HOPE AND FEAR HUMAN RIGHTS IN THE KURDISTAN REGION OF IRAQ

By Amnesty International



14 April 2009

Security forces in Iraq's autonomous Kurdistan Region operate outside the rule of law and regularly abuse their authority, according to a new Amnesty International report.
During a fact-finding mission to the Kurdistan Region in 2008, Amnesty International researchers found many cases of people arrested and arbitrarily detained by Asayish (security) officials, including some who were tortured and others who were forcibly disappeared and whose fate and whereabouts remain unknown.
Torture methods include electric shocks to different parts of the body; beatings with fists, cables and metal or wooden batons; suspension by the wrists or ankles; beating on the soles of the feet (falaqa); sleep deprivation and kicking.
Amnesty International has called on the Kurdistan Regional Government (KRG) to hold those responsible for human rights violations to account.
"The Kurdistan Region has been spared the bloodletting and violence that continues to wrack the rest of Iraq and the KRG has made some important human rights advances," said Malcolm Smart, Director of the Middle East and North Africa Programme. "Yet real problems - arbitrary detention and torture, attacks on journalists and freedom of expression, and violence against women - remain and need urgently to be addressed by the government."

Hundreds of detainees who were held without charge or trial for several years have now been released but the authorities have failed to significantly curb the powers of the Asayish. They have also failed to rein in the Parastin and the Dezgay Zanyari, the security arms of the two main Kurdish political parties - the Kurdistan Democratic Party (KDP) and the Patriotic Union of Kurdistan (PUK) - which jointly comprise the KRG.

"The KRG must take concrete steps to rein in these forces and make them fully accountable under the law if recent human rights gains are to prove effective," said Malcolm Smart. "The authorities must do more to uphold media freedom and redouble their efforts to overcome discrimination and violence against women, and end the vicious cycle of so-called honour killings and other attacks on women by men who wish to subordinate them."

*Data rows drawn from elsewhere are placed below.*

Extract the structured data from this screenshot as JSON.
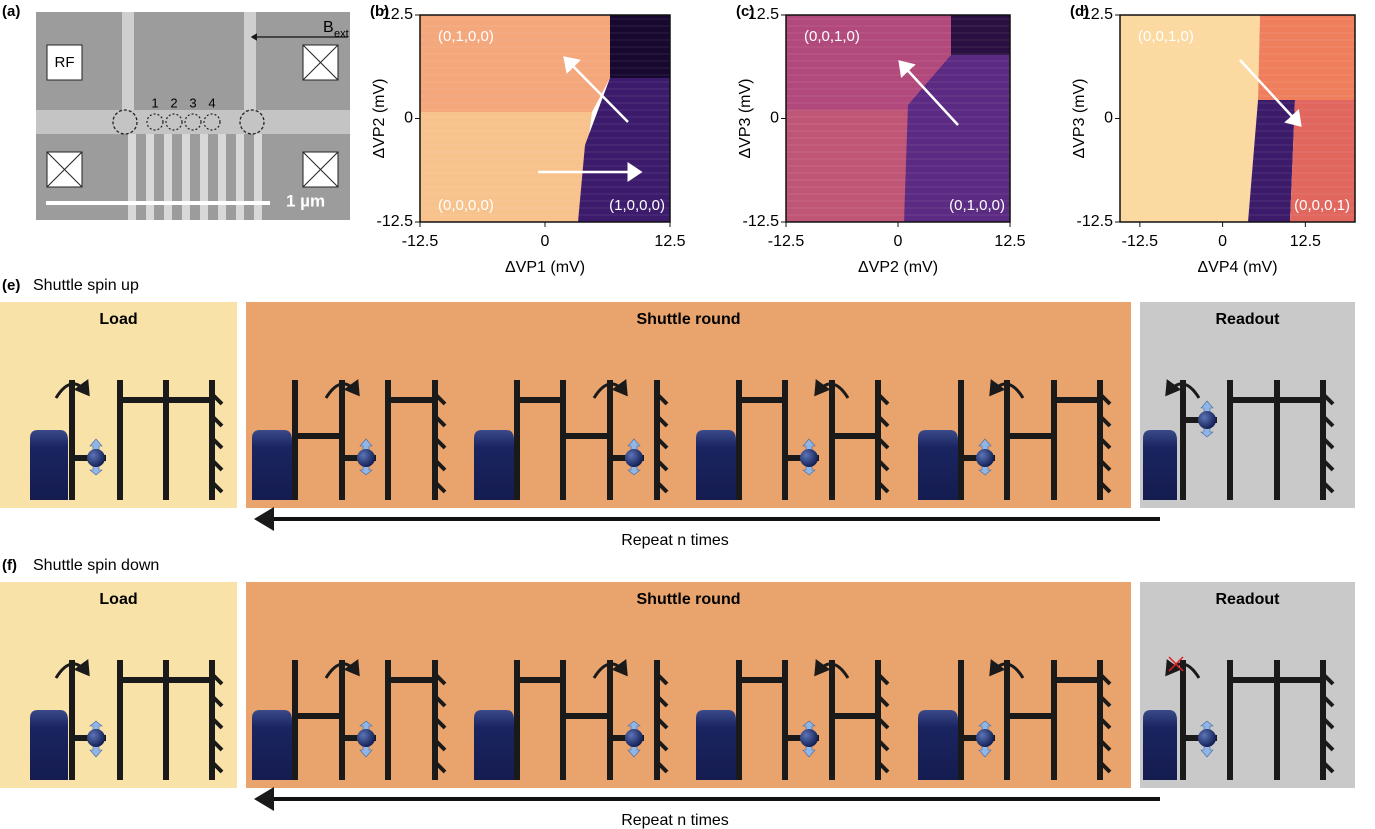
{
  "panel_a": {
    "label": "(a)",
    "rf_label": "RF",
    "field": "B",
    "field_subscript": "ext",
    "dot_labels": [
      "1",
      "2",
      "3",
      "4"
    ],
    "scale_bar": "1 µm"
  },
  "maps": [
    {
      "label": "(b)",
      "xlabel": "ΔVP1 (mV)",
      "ylabel": "ΔVP2 (mV)",
      "xlim": [
        -12.5,
        12.5
      ],
      "ylim": [
        -12.5,
        12.5
      ],
      "xticks": [
        -12.5,
        0,
        12.5
      ],
      "yticks": [
        -12.5,
        0,
        12.5
      ],
      "states": [
        "(0,1,0,0)",
        "(0,0,0,0)",
        "(1,0,0,0)"
      ]
    },
    {
      "label": "(c)",
      "xlabel": "ΔVP2 (mV)",
      "ylabel": "ΔVP3 (mV)",
      "xlim": [
        -12.5,
        12.5
      ],
      "ylim": [
        -12.5,
        12.5
      ],
      "xticks": [
        -12.5,
        0,
        12.5
      ],
      "yticks": [
        -12.5,
        0,
        12.5
      ],
      "states": [
        "(0,0,1,0)",
        "(0,1,0,0)"
      ]
    },
    {
      "label": "(d)",
      "xlabel": "ΔVP4 (mV)",
      "ylabel": "ΔVP3 (mV)",
      "xlim": [
        -15.5,
        20
      ],
      "ylim": [
        -12.5,
        12.5
      ],
      "xticks": [
        -12.5,
        0,
        12.5
      ],
      "yticks": [
        -12.5,
        0,
        12.5
      ],
      "states": [
        "(0,0,1,0)",
        "(0,0,0,1)"
      ]
    }
  ],
  "sequences": [
    {
      "label": "(e)",
      "title": "Shuttle spin up",
      "stages": [
        "Load",
        "Shuttle round",
        "Readout"
      ],
      "repeat": "Repeat n times"
    },
    {
      "label": "(f)",
      "title": "Shuttle spin down",
      "stages": [
        "Load",
        "Shuttle round",
        "Readout"
      ],
      "repeat": "Repeat n times"
    }
  ]
}
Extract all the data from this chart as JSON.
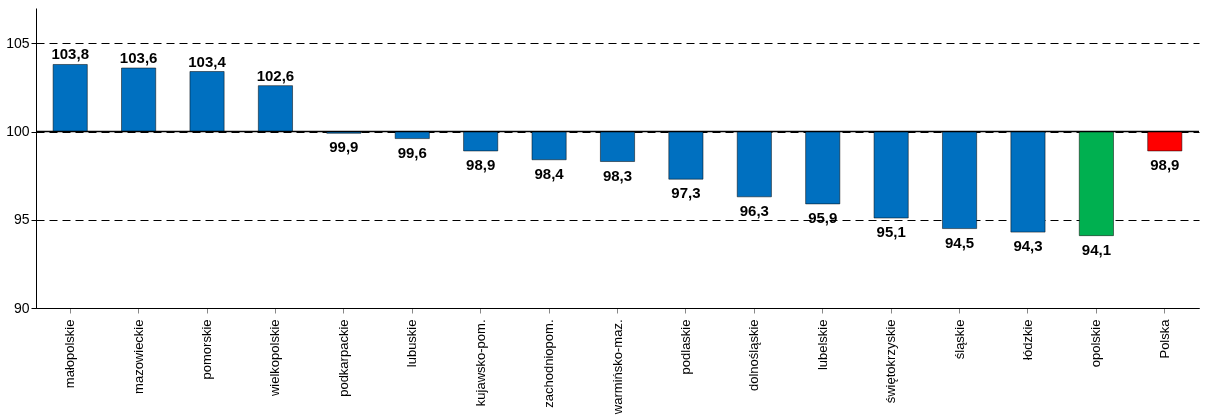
{
  "chart_data": {
    "type": "bar",
    "categories": [
      "małopolskie",
      "mazowieckie",
      "pomorskie",
      "wielkopolskie",
      "podkarpackie",
      "lubuskie",
      "kujawsko-pom.",
      "zachodniopom.",
      "warmińsko-maz.",
      "podlaskie",
      "dolnośląskie",
      "lubelskie",
      "świętokrzyskie",
      "śląskie",
      "łódzkie",
      "opolskie",
      "Polska"
    ],
    "base": [
      100,
      100,
      100,
      100,
      100,
      100,
      100,
      100,
      100,
      100,
      100,
      100,
      100,
      100,
      100,
      100,
      100
    ],
    "values": [
      3.8,
      3.6,
      3.4,
      2.6,
      -0.1,
      -0.4,
      -1.1,
      -1.6,
      -1.7,
      -2.7,
      -3.7,
      -4.1,
      -4.9,
      -5.5,
      -5.7,
      -5.9,
      -1.1
    ],
    "value_labels": [
      "103,8",
      "103,6",
      "103,4",
      "102,6",
      "99,9",
      "99,6",
      "98,9",
      "98,4",
      "98,3",
      "97,3",
      "96,3",
      "95,9",
      "95,1",
      "94,5",
      "94,3",
      "94,1",
      "98,9"
    ],
    "colors": [
      "#0070c0",
      "#0070c0",
      "#0070c0",
      "#0070c0",
      "#0070c0",
      "#0070c0",
      "#0070c0",
      "#0070c0",
      "#0070c0",
      "#0070c0",
      "#0070c0",
      "#0070c0",
      "#0070c0",
      "#0070c0",
      "#0070c0",
      "#00b050",
      "#ff0000"
    ],
    "ylim": [
      90,
      107
    ],
    "yticks": [
      90,
      95,
      100,
      105
    ],
    "grid": "y",
    "ref_lines": [
      {
        "axis": "y",
        "value": 100,
        "label": null,
        "line_style": "solid",
        "color": "#000000"
      }
    ],
    "tick_labels": true
  }
}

Amnesty International's report cites several cases of women who were murdered by male relatives in 2008. These include Cilan Muhammad Amin, 23, who was strangled to death, apparently by her brother, because of her suspected relationship with another man.
Another woman, Kowan Yunis Qadir, aged 17, was shot dead after she sought a divorce from her husband.
In other cases, women and girls are reported to have committed suicide because of violence, or the threat of it, from their male relatives, including 13-year-old Rojan, who burnt herself to death in March 2008 to escape forcible marriage to an adult man.
"Such cases show how much more still needs to be done by the KRG authorities to give women and girls effective protection against violence from those who wish to control their behaviour or force them into marriages against their will," said Malcolm Smart. "No effort should be spared to prosecute and imprison those who commit violence against women, and to make clear that those who perpetrate these crimes cannot escape justice.